Laurette Onkelinx: importance de la ligne directrice n°10 sur les aspects sociaux de la stratégie UE 2020
Vendredi 9 juillet, les travaux ministériels se sont poursuivis dans le domaine des politiques sociales. Ils étaient divisés en deux séances de travail: la première, présidée par la ministre belge des Affaires sociales, Laurette Onkelinx, a porté sur la dimension sociale de la nouvelle stratégie UE 2020 ; la seconde, présidée par le ministre belge des Pensions, Michel Daerden, a abordé les questions de pension et d’inclusion sociale, en s’intéressant plus particulièrement au rôle essentiel des systèmes de protection sociale dans le contexte de la crise économique.

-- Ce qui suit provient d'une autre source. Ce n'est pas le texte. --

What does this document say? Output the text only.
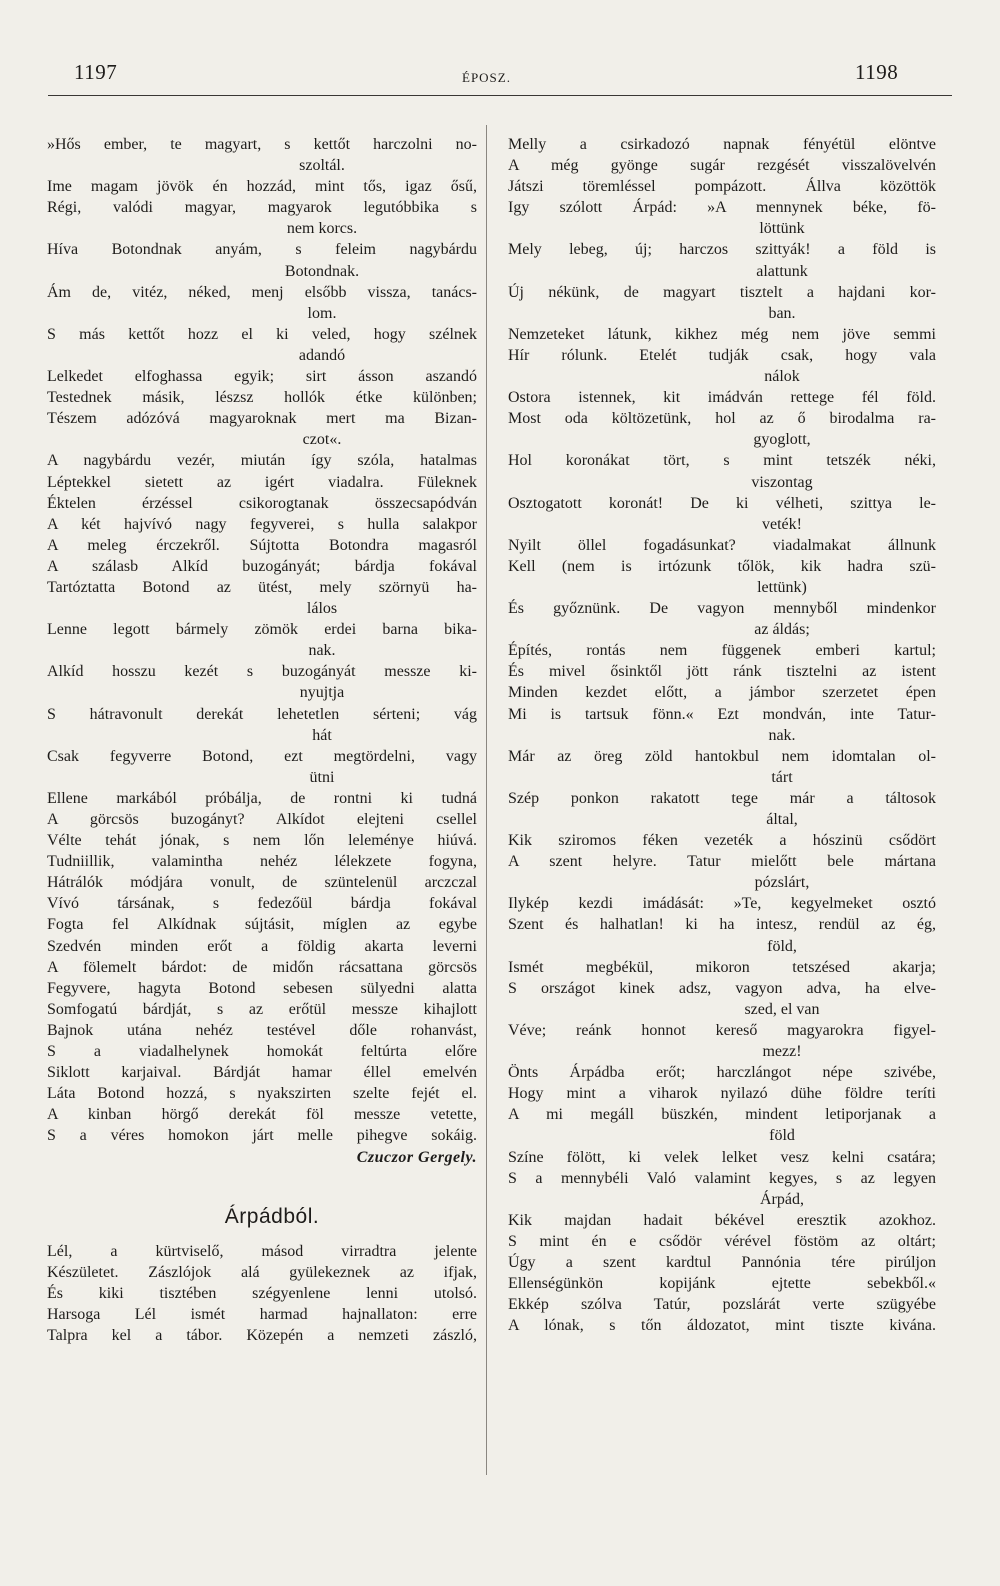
1197	ÉPOSZ.	1198
»Hős ember, te magyart, s kettőt harczolni no-
szoltál.
Ime magam jövök én hozzád, mint tős, igaz ősű,
Régi, valódi magyar, magyarok legutóbbika s
nem korcs.
Híva Botondnak anyám, s feleim nagybárdu
Botondnak.
Ám de, vitéz, néked, menj elsőbb vissza, tanács-
lom.
S más kettőt hozz el ki veled, hogy szélnek
adandó
Lelkedet elfoghassa egyik; sirt ásson aszandó
Testednek másik, lészsz hollók étke különben;
Tészem adózóvá magyaroknak mert ma Bizan-
czot«.
A nagybárdu vezér, miután így szóla, hatalmas
Léptekkel sietett az igért viadalra. Füleknek
Éktelen érzéssel csikorogtanak összecsapódván
A két hajvívó nagy fegyverei, s hulla salakpor
A meleg érczekről. Sújtotta Botondra magasról
A szálasb Alkíd buzogányát; bárdja fokával
Tartóztatta Botond az ütést, mely szörnyü ha-
lálos
Lenne legott bármely zömök erdei barna bika-
nak.
Alkíd hosszu kezét s buzogányát messze ki-
nyujtja
S hátravonult derekát lehetetlen sérteni; vág
hát
Csak fegyverre Botond, ezt megtördelni, vagy
ütni
Ellene markából próbálja, de rontni ki tudná
A görcsös buzogányt? Alkídot elejteni csellel
Vélte tehát jónak, s nem lőn leleménye hiúvá.
Tudniillik, valamintha nehéz lélekzete fogyna,
Hátrálók módjára vonult, de szüntelenül arczczal
Vívó társának, s fedezőül bárdja fokával
Fogta fel Alkídnak sújtásit, míglen az egybe
Szedvén minden erőt a földig akarta leverni
A fölemelt bárdot: de midőn rácsattana görcsös
Fegyvere, hagyta Botond sebesen sülyedni alatta
Somfogatú bárdját, s az erőtül messze kihajlott
Bajnok utána nehéz testével dőle rohanvást,
S a viadalhelynek homokát feltúrta előre
Siklott karjaival. Bárdját hamar éllel emelvén
Láta Botond hozzá, s nyakszirten szelte fejét el.
A kinban hörgő derekát föl messze vetette,
S a véres homokon járt melle pihegve sokáig.
Czuczor Gergely.
Árpádból.
Lél, a kürtviselő, másod virradtra jelente
Készületet. Zászlójok alá gyülekeznek az ifjak,
És kiki tisztében szégyenlene lenni utolsó.
Harsoga Lél ismét harmad hajnallaton: erre
Talpra kel a tábor. Közepén a nemzeti zászló,
Melly a csirkadozó napnak fényétül elöntve
A még gyönge sugár rezgését visszalövelvén
Játszi töremléssel pompázott. Állva közöttök
Igy szólott Árpád: »A mennynek béke, fö-
löttünk
Mely lebeg, új; harczos szittyák! a föld is
alattunk
Új nékünk, de magyart tisztelt a hajdani kor-
ban.
Nemzeteket látunk, kikhez még nem jöve semmi
Hír rólunk. Etelét tudják csak, hogy vala
nálok
Ostora istennek, kit imádván rettege fél föld.
Most oda költözetünk, hol az ő birodalma ra-
gyoglott,
Hol koronákat tört, s mint tetszék néki,
viszontag
Osztogatott koronát! De ki vélheti, szittya le-
veték!
Nyilt öllel fogadásunkat? viadalmakat állnunk
Kell (nem is irtózunk tőlök, kik hadra szü-
lettünk)
És győznünk. De vagyon mennyből mindenkor
az áldás;
Építés, rontás nem függenek emberi kartul;
És mivel ősinktől jött ránk tisztelni az istent
Minden kezdet előtt, a jámbor szerzetet épen
Mi is tartsuk fönn.« Ezt mondván, inte Tatur-
nak.
Már az öreg zöld hantokbul nem idomtalan ol-
tárt
Szép ponkon rakatott tege már a táltosok
által,
Kik sziromos féken vezeték a hószinü csődört
A szent helyre. Tatur mielőtt bele mártana
pózslárt,
Ilykép kezdi imádását: »Te, kegyelmeket osztó
Szent és halhatlan! ki ha intesz, rendül az ég,
föld,
Ismét megbékül, mikoron tetszésed akarja;
S országot kinek adsz, vagyon adva, ha elve-
szed, el van
Véve; reánk honnot kereső magyarokra figyel-
mezz!
Önts Árpádba erőt; harczlángot népe szivébe,
Hogy mint a viharok nyilazó dühe földre teríti
A mi megáll büszkén, mindent letiporjanak a
föld
Színe fölött, ki velek lelket vesz kelni csatára;
S a mennybéli Való valamint kegyes, s az legyen
Árpád,
Kik majdan hadait békével eresztik azokhoz.
S mint én e csődör vérével föstöm az oltárt;
Úgy a szent kardtul Pannónia tére pirúljon
Ellenségünkön kopijánk ejtette sebekből.«
Ekkép szólva Tatúr, pozslárát verte szügyébe
A lónak, s tőn áldozatot, mint tiszte kivána.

Le commissaire Laszlo Andor a présenté son Livre vert sur l’avenir des pensions, rendu public ce mercredi (EUROPE N° 10176).

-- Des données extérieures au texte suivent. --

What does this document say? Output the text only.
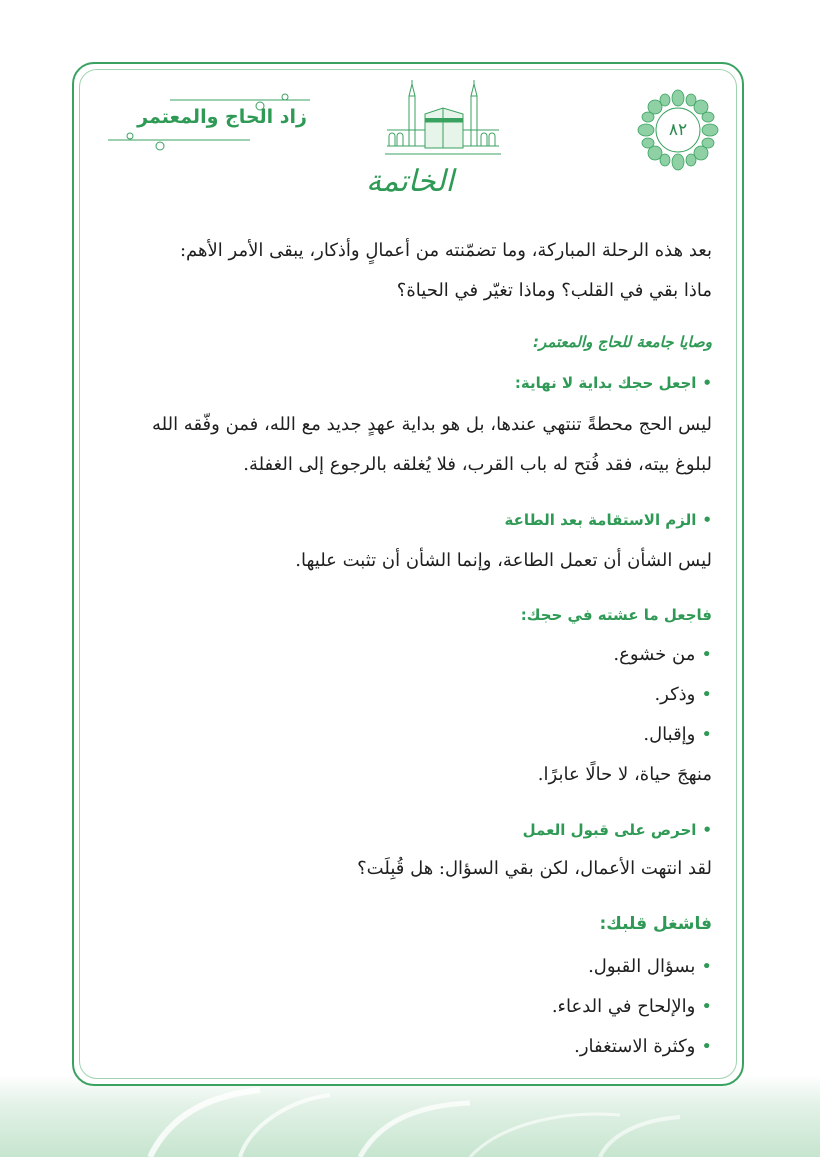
٨٢
زاد الحاج والمعتمر
الخاتمة
بعد هذه الرحلة المباركة، وما تضمّنته من أعمالٍ وأذكار، يبقى الأمر الأهم:
ماذا بقي في القلب؟ وماذا تغيّر في الحياة؟
وصايا جامعة للحاج والمعتمر:
•اجعل حجك بداية لا نهاية:
ليس الحج محطةً تنتهي عندها، بل هو بداية عهدٍ جديد مع الله، فمن وفّقه الله
لبلوغ بيته، فقد فُتح له باب القرب، فلا يُغلقه بالرجوع إلى الغفلة.
•الزم الاستقامة بعد الطاعة
ليس الشأن أن تعمل الطاعة، وإنما الشأن أن تثبت عليها.
فاجعل ما عشته في حجك:
•من خشوع.
•وذكر.
•وإقبال.
منهجَ حياة، لا حالًا عابرًا.
•احرص على قبول العمل
لقد انتهت الأعمال، لكن بقي السؤال: هل قُبِلَت؟
فاشغل قلبك:
•بسؤال القبول.
•والإلحاح في الدعاء.
•وكثرة الاستغفار.
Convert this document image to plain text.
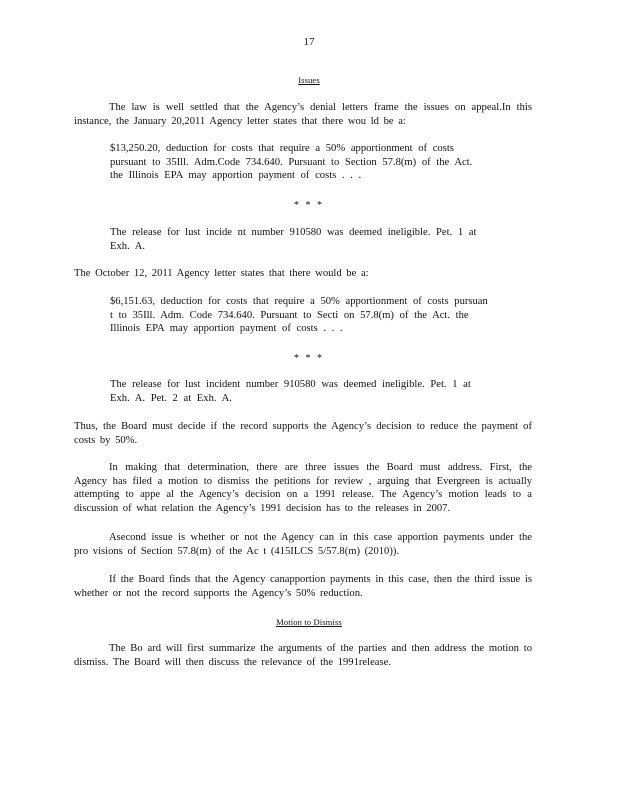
17
Issues
The law is well settled that the Agency’s denial letters frame the issues on appeal.In this instance, the January 20,2011 Agency letter states that there wou ld be a:
$13,250.20, deduction for costs that require a 50% apportionment of costs pursuant to 35Ill. Adm.Code 734.640. Pursuant to Section 57.8(m) of the Act. the Illinois EPA may apportion payment of costs . . .
* * *
The release for lust incide nt number 910580 was deemed ineligible. Pet. 1 at Exh. A.
The October 12, 2011 Agency letter states that there would be a:
$6,151.63, deduction for costs that require a 50% apportionment of costs pursuan t to 35Ill. Adm. Code 734.640. Pursuant to Secti on 57.8(m) of the Act. the Illinois EPA may apportion payment of costs . . .
* * *
The release for lust incident number 910580 was deemed ineligible. Pet. 1 at Exh. A. Pet. 2 at Exh. A.
Thus, the Board must decide if the record supports the Agency’s decision to reduce the payment of costs by 50%.
In making that determination, there are three issues the Board must address. First, the Agency has filed a motion to dismiss the petitions for review , arguing that Evergreen is actually attempting to appe al the Agency’s decision on a 1991 release. The Agency’s motion leads to a discussion of what relation the Agency’s 1991 decision has to the releases in 2007.
Asecond issue is whether or not the Agency can in this case apportion payments under the pro visions of Section 57.8(m) of the Ac t (415ILCS 5/57.8(m) (2010)).
If the Board finds that the Agency canapportion payments in this case, then the third issue is whether or not the record supports the Agency’s 50% reduction.
Motion to Dismiss
The Bo ard will first summarize the arguments of the parties and then address the motion to dismiss. The Board will then discuss the relevance of the 1991release.
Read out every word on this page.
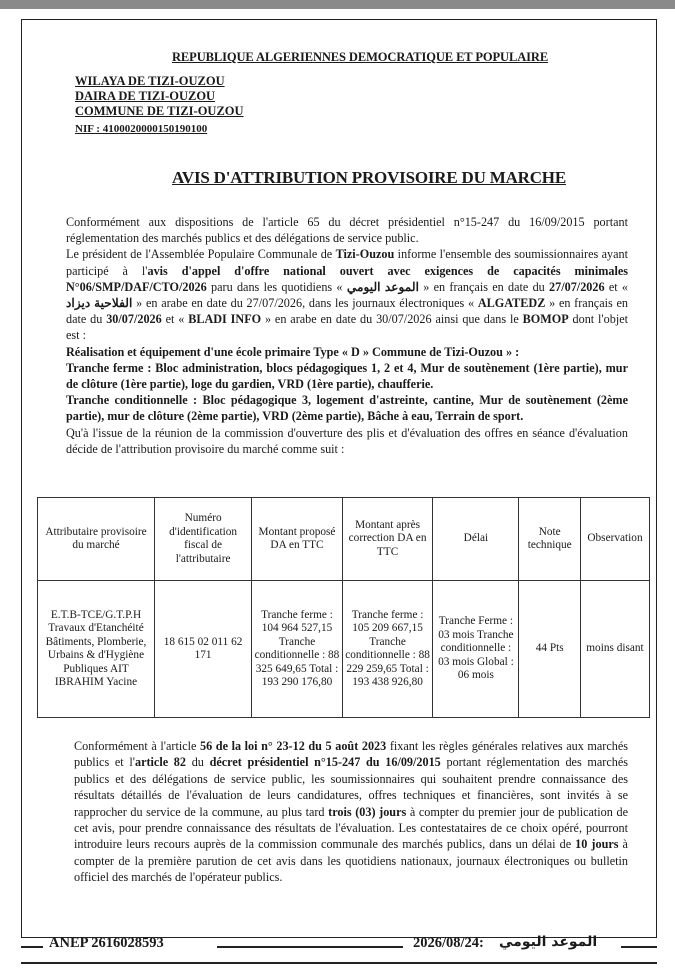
REPUBLIQUE ALGERIENNES DEMOCRATIQUE ET POPULAIRE
WILAYA DE TIZI-OUZOU
DAIRA DE TIZI-OUZOU
COMMUNE DE TIZI-OUZOU
NIF : 4100020000150190100
AVIS D'ATTRIBUTION PROVISOIRE DU MARCHE

Conformément aux dispositions de l'article 65 du décret présidentiel n°15-247 du 16/09/2015 portant réglementation des marchés publics et des délégations de service public.

Le président de l'Assemblée Populaire Communale de Tizi-Ouzou informe l'ensemble des soumissionnaires ayant participé à l'avis d'appel d'offre national ouvert avec exigences de capacités minimales N°06/SMP/DAF/CTO/2026 paru dans les quotidiens « الموعد اليومي » en français en date du 27/07/2026 et « الفلاحية ديزاد » en arabe en date du 27/07/2026, dans les journaux électroniques « ALGATEDZ » en français en date du 30/07/2026 et « BLADI INFO » en arabe en date du 30/07/2026 ainsi que dans le BOMOP dont l'objet est :

Réalisation et équipement d'une école primaire Type « D » Commune de Tizi-Ouzou » :

Tranche ferme : Bloc administration, blocs pédagogiques 1, 2 et 4, Mur de soutènement (1ère partie), mur de clôture (1ère partie), loge du gardien, VRD (1ère partie), chaufferie.

Tranche conditionnelle : Bloc pédagogique 3, logement d'astreinte, cantine, Mur de soutènement (2ème partie), mur de clôture (2ème partie), VRD (2ème partie), Bâche à eau, Terrain de sport.

Qu'à l'issue de la réunion de la commission d'ouverture des plis et d'évaluation des offres en séance d'évaluation décide de l'attribution provisoire du marché comme suit :

Attributaire provisoire du marché	Numéro d'identification fiscal de l'attributaire	Montant proposé DA en TTC	Montant après correction DA en TTC	Délai	Note technique	Observation
E.T.B-TCE/G.T.P.H Travaux d'Etanchéité Bâtiments, Plomberie, Urbains & d'Hygiène Publiques AIT IBRAHIM Yacine	18 615 02 011 62 171	Tranche ferme : 104 964 527,15 Tranche conditionnelle : 88 325 649,65 Total : 193 290 176,80	Tranche ferme : 105 209 667,15 Tranche conditionnelle : 88 229 259,65 Total : 193 438 926,80	Tranche Ferme : 03 mois Tranche conditionnelle : 03 mois Global : 06 mois	44 Pts	moins disant
Conformément à l'article 56 de la loi n° 23-12 du 5 août 2023 fixant les règles générales relatives aux marchés publics et l'article 82 du décret présidentiel n°15-247 du 16/09/2015 portant réglementation des marchés publics et des délégations de service public, les soumissionnaires qui souhaitent prendre connaissance des résultats détaillés de l'évaluation de leurs candidatures, offres techniques et financières, sont invités à se rapprocher du service de la commune, au plus tard trois (03) jours à compter du premier jour de publication de cet avis, pour prendre connaissance des résultats de l'évaluation. Les contestataires de ce choix opéré, pourront introduire leurs recours auprès de la commission communale des marchés publics, dans un délai de 10 jours à compter de la première parution de cet avis dans les quotidiens nationaux, journaux électroniques ou bulletin officiel des marchés de l'opérateur publics.
ANEP 2616028593	2026/08/24: الموعد اليومي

Tirant les conclusions des travaux, Laurette Onkelinx a mis en exergue les points suivants: (1) le développement de nouveaux instruments est plus que jamais une nécessité si l’on veut que le Conseil EPSCO joue un rôle central aux côtés du Conseil ÉCOFIN dans la gouvernance économique et sociale de l’UE ; (2) chaque ministre a souligné l’importance de la ligne directrice n°10, qui se focalise pour la première fois sur des aspects spécifiquement sociaux de la stratégie UE 2020. Dans ce cadre, les ministres ont donné mandat au Comité de protection sociale pour développer un set de nouveaux indicateurs capables de suivre la mise en œuvre des différents points de la ligne directrice n°10 et d’être ainsi la première pierre du renforcement d’un processus de convergence sociale ; (3) la mise en œuvre de la clause sociale horizontale (art.9 du Traité de Lisbonne), laquelle impose une dimension sociale pour chaque politique mise en œuvre au niveau européen ; (4) la méthode ouverte de coordination (MOC) a été unanimement saluée comme « un trésor pour l’échange de bonnes pratiques ». Michel Daerden a appelé les États membres à réfléchir aux questions posées dans le Livre vert de la Commission, et plus particulièrement au problème d’adéquation et de soutenabilité en matière de pensions.